Mostrò loro due basi di marmo. Su una molto grande vi era l'iscrizione "I danzatori Mimula e Porzio", sull'altra, più piccola, si leggeva: "La civetta Atena". “Qui starete di giorno sotto forma di statue di marmo” disse.


 Ogni notte il sacerdote esce dalla sua anfora e torna al Museo Nazionale di Napoli. Passa tra gli dei che si svegliano. Va alle statue di Mimula e Porzio che si tengono per mano, e a quella di Atena, riprodotta con le penne arruffate.

Lucio pronuncia una formula magica. Il marmo si trasforma in carne. I suoi amici tornano alla vita. Porzio e Mimula si abbracciano. Atena si sveglia sempre arrabbiata.

Una forza magica spinge gli strumenti antichi dalle vetrine del primo piano del Museo fino al salone di ingresso. Iniziano a suonare da soli, mentre Mimula e Porzio fanno il loro ingresso. Il giovane ha imparato anche lui a ballare sotto la guida della sua amata.

I due giovani danzano nel Museo fino all'alba, per la gioia degli dei antichi e di Lucio. Atena vola al primo piano, dove è il mosaico che riproduce il suo amico Miacis. La civetta conosce qualche formuletta magica, appresa dall'amico sacerdote. La pronuncia. Il suo vecchio amico gatto, capostipite dei felini di Napoli, si anima anche lui.

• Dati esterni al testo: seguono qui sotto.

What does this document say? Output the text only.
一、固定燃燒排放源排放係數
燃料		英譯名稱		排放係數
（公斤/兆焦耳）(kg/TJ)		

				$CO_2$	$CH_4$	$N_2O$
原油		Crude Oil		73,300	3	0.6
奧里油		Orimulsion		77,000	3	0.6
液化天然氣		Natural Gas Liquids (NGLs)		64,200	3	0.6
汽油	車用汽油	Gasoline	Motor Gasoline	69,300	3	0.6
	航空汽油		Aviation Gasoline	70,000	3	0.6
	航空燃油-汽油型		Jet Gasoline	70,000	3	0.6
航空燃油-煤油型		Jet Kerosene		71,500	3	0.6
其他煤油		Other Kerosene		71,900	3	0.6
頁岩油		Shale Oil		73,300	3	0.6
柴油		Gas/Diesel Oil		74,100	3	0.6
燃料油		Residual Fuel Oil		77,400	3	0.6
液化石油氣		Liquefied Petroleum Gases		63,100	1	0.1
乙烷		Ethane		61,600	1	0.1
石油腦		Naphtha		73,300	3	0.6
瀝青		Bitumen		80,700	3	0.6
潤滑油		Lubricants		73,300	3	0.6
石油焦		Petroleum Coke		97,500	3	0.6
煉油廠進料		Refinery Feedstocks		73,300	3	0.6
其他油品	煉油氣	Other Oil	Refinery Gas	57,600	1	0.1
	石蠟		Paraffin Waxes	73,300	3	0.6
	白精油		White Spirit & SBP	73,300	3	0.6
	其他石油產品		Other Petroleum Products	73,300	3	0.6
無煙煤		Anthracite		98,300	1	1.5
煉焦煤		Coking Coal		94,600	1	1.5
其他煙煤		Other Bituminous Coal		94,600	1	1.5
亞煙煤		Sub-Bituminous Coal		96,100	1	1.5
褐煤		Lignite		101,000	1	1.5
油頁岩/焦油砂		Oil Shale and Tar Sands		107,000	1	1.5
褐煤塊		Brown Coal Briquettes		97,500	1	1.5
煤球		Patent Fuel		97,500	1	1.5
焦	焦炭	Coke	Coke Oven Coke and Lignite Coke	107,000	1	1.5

“Stasera hai fatto tardi, come al solito” protesta Miacis, che non sopporta di essere mosaico, di giorno.

I due per un po' assistono alla danza, poi se ne vanno in giro fino all'alba per Napoli. Atena sta a sentire i pettegolezzi notturni sui balconi. Miacis va a dare un'occhiata ai suoi discendenti.